Students Evicted From Dorms for Poor Grades
NEW YORK _ State University of New York-Old Westbury has removed 87 residential students from their dormitories for having grade point averages below 2.0.
The policy has been blasted by faculty and students, but an administrator said Friday that the rule _ which he described as an effort to raise academic standards _ would continue.
“Our goal is to have students with us who are serious about their studies,” said Michael Kinane, assistant to the president.
The students were removed from their dorm rooms last month. The Faculty Senate then unanimously passed three resolutions seeking to have the policy suspended, largely because that group feels it is inconsistent with best practices and disproportionately impacts freshmen, said Faculty Senate chair Maureen Dolan, a mathematics and computer science professor.
“I have not heard yet a single faculty member support this policy,” she said.
Twenty-three of the evicted students did not register for the spring term, Kinane said.
Sandy Pierre, 20, who said she is a junior, said she received a letter during winter break that she would have to leave her dorm because her grade point average was 1.9.
“It came as a shock to me,” said Pierre, who wants to go into public relations and said she is on the school’s dance team. “I was thinking of withdrawing from this semester, which I don’t want to do.”
Pierre said her mother now drives her to and from campus each day, but the travel is taking a toll. “I am enrolled, but it’s really hard for me to actually have to commute,” Pierre said.
About 1,000 of the school’s 3,500 students live in dorms.
The policy has been in effect since at least 1994, Kinane said, but had not previously been enforced. University president Calvin O. Butts III had sought to do so two years ago, Kinane said, but didn’t feel the school had communicated it well enough to students.
As the fall semester began, students received letters and each dorm had a meeting about the policy, Kinane said.
The overall grade point average for Old Westbury students is 2.83, down from 2.84 in fall 2006, Kinane said, while the freshman class score from fall 2007 was 2.87, up from 2.80 for the previous year’s class. It is too soon to tell how the policy impacts grades, he said.
Professor Runi Mukherji, chair of the school’s psychology department, said the policy is “draconian” and punishes vulnerable students.
“I support the idea that we should have high standards and high expectations for our students,” she said. “This is not the way we should achieve it.”
Freshmen, who have taken few classes and may have trouble adjusting to college life, are the most at risk, she said.

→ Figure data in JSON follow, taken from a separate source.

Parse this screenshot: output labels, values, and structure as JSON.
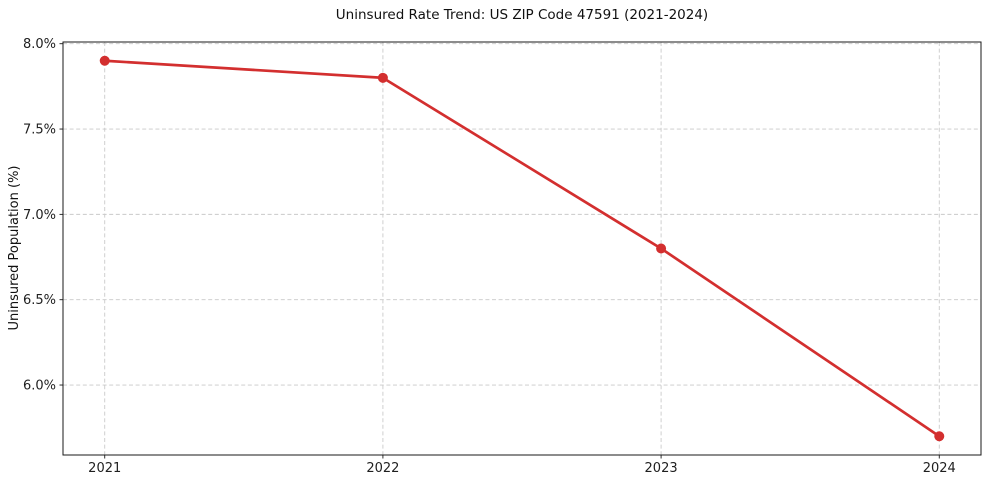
{
  "chart_data": {
    "type": "line",
    "title": "Uninsured Rate Trend: US ZIP Code 47591 (2021-2024)",
    "xlabel": "",
    "ylabel": "Uninsured Population (%)",
    "x": [
      2021,
      2022,
      2023,
      2024
    ],
    "values": [
      7.9,
      7.8,
      6.8,
      5.7
    ],
    "line_color": "#d32f2f",
    "marker": "circle",
    "grid": true,
    "grid_style": "dashed",
    "legend": "none",
    "xlim": [
      2020.85,
      2024.15
    ],
    "ylim": [
      5.59,
      8.01
    ],
    "xticks": {
      "values": [
        2021,
        2022,
        2023,
        2024
      ],
      "labels": [
        "2021",
        "2022",
        "2023",
        "2024"
      ]
    },
    "yticks": {
      "values": [
        6.0,
        6.5,
        7.0,
        7.5,
        8.0
      ],
      "labels": [
        "6.0%",
        "6.5%",
        "7.0%",
        "7.5%",
        "8.0%"
      ]
    }
  }
}
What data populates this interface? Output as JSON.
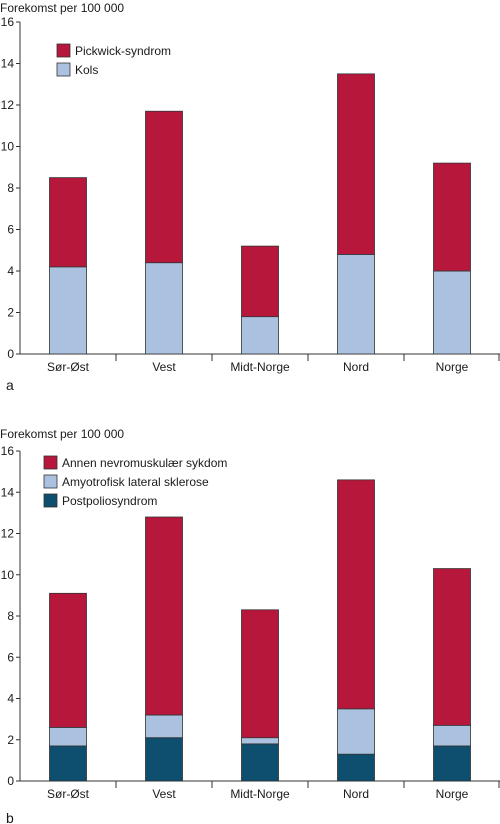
{
  "colors": {
    "pickwick": "#b8173c",
    "kols": "#aac2e0",
    "annen": "#b8173c",
    "als": "#aac2e0",
    "postpolio": "#0e4e6e"
  },
  "chart_data": [
    {
      "type": "bar",
      "stacked": true,
      "panel_label": "a",
      "ylabel": "Forekomst per 100 000",
      "ylim": [
        0,
        16
      ],
      "yticks": [
        0,
        2,
        4,
        6,
        8,
        10,
        12,
        14,
        16
      ],
      "categories": [
        "Sør-Øst",
        "Vest",
        "Midt-Norge",
        "Nord",
        "Norge"
      ],
      "legend_position": "top-left",
      "series": [
        {
          "name": "Kols",
          "color_key": "kols",
          "values": [
            4.2,
            4.4,
            1.8,
            4.8,
            4.0
          ]
        },
        {
          "name": "Pickwick-syndrom",
          "color_key": "pickwick",
          "values": [
            4.3,
            7.3,
            3.4,
            8.7,
            5.2
          ]
        }
      ],
      "legend_order": [
        "Pickwick-syndrom",
        "Kols"
      ]
    },
    {
      "type": "bar",
      "stacked": true,
      "panel_label": "b",
      "ylabel": "Forekomst per 100 000",
      "ylim": [
        0,
        16
      ],
      "yticks": [
        0,
        2,
        4,
        6,
        8,
        10,
        12,
        14,
        16
      ],
      "categories": [
        "Sør-Øst",
        "Vest",
        "Midt-Norge",
        "Nord",
        "Norge"
      ],
      "legend_position": "top-left",
      "series": [
        {
          "name": "Postpoliosyndrom",
          "color_key": "postpolio",
          "values": [
            1.7,
            2.1,
            1.8,
            1.3,
            1.7
          ]
        },
        {
          "name": "Amyotrofisk lateral sklerose",
          "color_key": "als",
          "values": [
            0.9,
            1.1,
            0.3,
            2.2,
            1.0
          ]
        },
        {
          "name": "Annen nevromuskulær sykdom",
          "color_key": "annen",
          "values": [
            6.5,
            9.6,
            6.2,
            11.1,
            7.6
          ]
        }
      ],
      "legend_order": [
        "Annen nevromuskulær sykdom",
        "Amyotrofisk lateral sklerose",
        "Postpoliosyndrom"
      ]
    }
  ]
}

Mukherji said some students removed from the dorms were unable to commute and did not have anywhere to go. Kinane said the college did not offer assistance for affected students to find alternative housing.
Esther Goodcuff, an associate vice president at Adelphi University, which has no policy linking grades to residential life, said in a statement: “Isolating students from campus may exacerbate the student’s poor academic performance, rather than help them.”
On Old Westbury’s campus, students voiced mixed feelings about the policy.
“There’s some people that got affected by it. They were partying,” said Faith Rivera, 26, a senior. “But then there were people who were trying their hardest.”
But other students, including Joseph Walker, 19, a sophomore, said the policy is fair. “A 2.0 is not really that hard,” he said.